Hein van Aken, also called Hendrik van Aken or van Haken, was the parish priest in Korbeek-Lo, between Leuven and Brussels. He was born in Brussels, probably in the thirteenth century. He translated the Roman de la Rose by Guillaume de Lorris and Jean de Meun to Dutch, with the title Het Bouc van der Rosen. Hein's translation, also commonly called Die Rose, was widespread. This is notable due to the many manuscripts and excerpts that are still preserved, for example in the University Library of Ghent.
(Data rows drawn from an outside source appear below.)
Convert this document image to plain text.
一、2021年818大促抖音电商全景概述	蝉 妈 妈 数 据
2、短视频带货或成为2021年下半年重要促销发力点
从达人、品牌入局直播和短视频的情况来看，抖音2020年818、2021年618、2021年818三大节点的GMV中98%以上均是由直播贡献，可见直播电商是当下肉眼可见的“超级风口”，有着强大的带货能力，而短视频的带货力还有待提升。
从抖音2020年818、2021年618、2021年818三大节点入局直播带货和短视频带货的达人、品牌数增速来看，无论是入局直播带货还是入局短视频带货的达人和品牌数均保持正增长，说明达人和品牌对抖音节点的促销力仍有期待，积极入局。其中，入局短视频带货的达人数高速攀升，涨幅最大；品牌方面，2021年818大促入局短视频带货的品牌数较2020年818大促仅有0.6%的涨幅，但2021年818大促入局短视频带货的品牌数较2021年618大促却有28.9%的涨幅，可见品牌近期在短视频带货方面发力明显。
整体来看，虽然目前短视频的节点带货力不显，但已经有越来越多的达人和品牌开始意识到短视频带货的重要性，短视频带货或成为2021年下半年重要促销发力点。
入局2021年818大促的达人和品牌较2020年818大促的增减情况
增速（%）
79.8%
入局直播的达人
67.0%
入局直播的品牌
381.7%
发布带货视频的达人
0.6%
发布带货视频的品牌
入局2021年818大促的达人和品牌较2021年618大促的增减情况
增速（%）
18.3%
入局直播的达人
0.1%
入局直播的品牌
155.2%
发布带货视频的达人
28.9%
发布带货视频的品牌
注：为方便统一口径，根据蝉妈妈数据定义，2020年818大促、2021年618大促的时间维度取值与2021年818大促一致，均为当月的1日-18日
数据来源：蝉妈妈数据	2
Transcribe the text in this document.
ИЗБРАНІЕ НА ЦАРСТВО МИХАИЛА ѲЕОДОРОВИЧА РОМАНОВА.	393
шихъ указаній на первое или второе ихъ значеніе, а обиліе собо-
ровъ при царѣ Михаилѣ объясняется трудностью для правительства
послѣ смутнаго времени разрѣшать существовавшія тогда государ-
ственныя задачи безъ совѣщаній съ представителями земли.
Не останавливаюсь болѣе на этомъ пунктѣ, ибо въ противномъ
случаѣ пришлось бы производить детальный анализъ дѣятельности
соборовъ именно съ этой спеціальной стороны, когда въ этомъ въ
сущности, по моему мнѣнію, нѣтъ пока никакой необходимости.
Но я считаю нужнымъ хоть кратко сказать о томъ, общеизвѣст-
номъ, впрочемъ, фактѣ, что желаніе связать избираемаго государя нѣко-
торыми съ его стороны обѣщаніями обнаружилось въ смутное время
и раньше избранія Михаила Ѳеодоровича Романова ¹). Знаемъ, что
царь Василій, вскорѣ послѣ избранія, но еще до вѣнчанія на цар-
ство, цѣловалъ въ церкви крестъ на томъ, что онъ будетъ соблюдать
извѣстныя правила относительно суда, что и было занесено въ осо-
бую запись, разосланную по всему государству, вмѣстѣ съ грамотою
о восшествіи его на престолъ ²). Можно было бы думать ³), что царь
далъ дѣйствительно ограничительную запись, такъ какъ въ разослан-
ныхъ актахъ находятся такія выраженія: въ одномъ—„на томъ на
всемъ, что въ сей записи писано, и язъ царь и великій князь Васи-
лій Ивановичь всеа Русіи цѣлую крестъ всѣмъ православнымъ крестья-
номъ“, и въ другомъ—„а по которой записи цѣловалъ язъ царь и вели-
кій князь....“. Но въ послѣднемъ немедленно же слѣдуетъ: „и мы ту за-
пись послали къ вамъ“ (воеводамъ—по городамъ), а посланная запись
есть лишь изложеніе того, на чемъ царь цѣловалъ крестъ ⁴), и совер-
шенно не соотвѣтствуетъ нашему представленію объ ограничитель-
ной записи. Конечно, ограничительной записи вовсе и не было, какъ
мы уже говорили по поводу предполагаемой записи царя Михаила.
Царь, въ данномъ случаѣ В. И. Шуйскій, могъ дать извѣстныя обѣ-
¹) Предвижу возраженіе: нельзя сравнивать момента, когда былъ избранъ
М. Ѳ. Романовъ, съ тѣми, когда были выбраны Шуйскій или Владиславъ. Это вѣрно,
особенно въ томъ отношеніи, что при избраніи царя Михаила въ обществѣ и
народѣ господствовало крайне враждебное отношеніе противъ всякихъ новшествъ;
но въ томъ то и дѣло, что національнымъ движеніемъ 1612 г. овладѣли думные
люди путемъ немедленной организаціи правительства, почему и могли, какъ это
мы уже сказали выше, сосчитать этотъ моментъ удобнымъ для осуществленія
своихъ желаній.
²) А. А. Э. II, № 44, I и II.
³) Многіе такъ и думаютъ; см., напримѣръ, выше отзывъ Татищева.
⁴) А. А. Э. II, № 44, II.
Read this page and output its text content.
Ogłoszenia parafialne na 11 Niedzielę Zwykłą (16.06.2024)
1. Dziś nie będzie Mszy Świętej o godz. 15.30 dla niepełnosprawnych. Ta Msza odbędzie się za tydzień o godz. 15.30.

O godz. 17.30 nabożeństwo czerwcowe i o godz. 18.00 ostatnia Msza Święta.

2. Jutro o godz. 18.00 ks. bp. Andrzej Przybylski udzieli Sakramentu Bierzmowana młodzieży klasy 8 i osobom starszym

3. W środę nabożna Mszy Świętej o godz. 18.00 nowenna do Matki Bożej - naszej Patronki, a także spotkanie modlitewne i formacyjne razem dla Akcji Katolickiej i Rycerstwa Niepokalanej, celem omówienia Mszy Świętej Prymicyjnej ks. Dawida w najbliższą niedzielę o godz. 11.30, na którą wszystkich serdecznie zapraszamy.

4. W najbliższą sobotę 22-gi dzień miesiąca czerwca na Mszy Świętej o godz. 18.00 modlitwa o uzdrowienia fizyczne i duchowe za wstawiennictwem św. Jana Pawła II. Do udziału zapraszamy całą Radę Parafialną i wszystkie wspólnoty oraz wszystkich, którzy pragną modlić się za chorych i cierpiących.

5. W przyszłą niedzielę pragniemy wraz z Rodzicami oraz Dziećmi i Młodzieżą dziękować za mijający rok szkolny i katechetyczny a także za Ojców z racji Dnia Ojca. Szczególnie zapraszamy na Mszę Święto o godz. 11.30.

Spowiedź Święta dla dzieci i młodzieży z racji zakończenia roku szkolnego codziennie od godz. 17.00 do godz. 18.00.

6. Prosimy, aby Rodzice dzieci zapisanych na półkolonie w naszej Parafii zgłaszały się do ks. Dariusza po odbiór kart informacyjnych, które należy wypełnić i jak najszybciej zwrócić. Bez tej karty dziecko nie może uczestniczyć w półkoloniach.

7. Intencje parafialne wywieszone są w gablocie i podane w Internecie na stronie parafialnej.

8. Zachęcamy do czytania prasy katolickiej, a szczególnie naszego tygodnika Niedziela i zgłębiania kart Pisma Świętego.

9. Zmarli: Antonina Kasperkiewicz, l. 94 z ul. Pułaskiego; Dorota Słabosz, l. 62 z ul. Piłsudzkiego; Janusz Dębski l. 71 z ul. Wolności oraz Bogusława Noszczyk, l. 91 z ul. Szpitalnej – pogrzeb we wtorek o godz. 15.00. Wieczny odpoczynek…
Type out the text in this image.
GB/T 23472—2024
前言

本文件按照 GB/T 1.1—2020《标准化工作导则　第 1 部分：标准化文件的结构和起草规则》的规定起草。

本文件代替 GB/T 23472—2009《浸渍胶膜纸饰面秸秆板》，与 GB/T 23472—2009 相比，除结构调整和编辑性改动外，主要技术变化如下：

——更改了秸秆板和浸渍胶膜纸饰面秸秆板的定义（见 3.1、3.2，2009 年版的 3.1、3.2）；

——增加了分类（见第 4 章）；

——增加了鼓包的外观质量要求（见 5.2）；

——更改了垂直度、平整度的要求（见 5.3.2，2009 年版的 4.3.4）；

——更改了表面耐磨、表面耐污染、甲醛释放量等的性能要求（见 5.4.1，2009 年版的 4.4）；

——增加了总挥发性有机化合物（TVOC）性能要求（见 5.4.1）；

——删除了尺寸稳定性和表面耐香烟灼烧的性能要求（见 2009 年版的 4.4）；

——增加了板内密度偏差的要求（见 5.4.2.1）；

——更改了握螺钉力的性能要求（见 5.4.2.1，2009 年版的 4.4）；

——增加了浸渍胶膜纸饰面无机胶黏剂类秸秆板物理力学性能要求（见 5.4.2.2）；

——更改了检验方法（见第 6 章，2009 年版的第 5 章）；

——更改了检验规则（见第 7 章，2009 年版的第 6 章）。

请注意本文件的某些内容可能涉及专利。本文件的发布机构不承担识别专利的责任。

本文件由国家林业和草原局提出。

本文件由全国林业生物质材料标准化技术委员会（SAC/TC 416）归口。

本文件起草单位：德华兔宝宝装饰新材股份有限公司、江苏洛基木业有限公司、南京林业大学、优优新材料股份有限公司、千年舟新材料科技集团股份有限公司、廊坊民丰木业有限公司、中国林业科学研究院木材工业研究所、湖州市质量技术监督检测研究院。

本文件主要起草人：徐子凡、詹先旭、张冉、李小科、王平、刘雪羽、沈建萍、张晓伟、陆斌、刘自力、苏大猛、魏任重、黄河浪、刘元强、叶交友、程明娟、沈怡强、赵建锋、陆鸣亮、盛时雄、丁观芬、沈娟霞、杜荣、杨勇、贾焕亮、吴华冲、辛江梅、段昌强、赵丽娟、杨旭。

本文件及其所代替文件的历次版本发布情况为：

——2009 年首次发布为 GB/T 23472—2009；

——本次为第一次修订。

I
Hein van Aken could also be the author of the Roman van Heinric and Margriete van Limborch, which was started in 1291 and completed in 1318. It is a courtly adventure novel in twelve books, which deliberately imitates the Aeneid epic by Virgil. The manuscript is held at Leiden University Libraries.

He is probably also the poet of a Dutch reworking of the French Ordene de chevalerie. With less reason, some also attribute the Natuurkunde van het Geheel-al to him, but a poem by him must be kept in the Comburger manuscript.

In the Leeckenspeigel, some work by him has been intertwined, amongst others. His rhymed essay Over de Dichtkunst (On Poetry), which has been called remarkable by reviewers because of the common sense that prevails in it.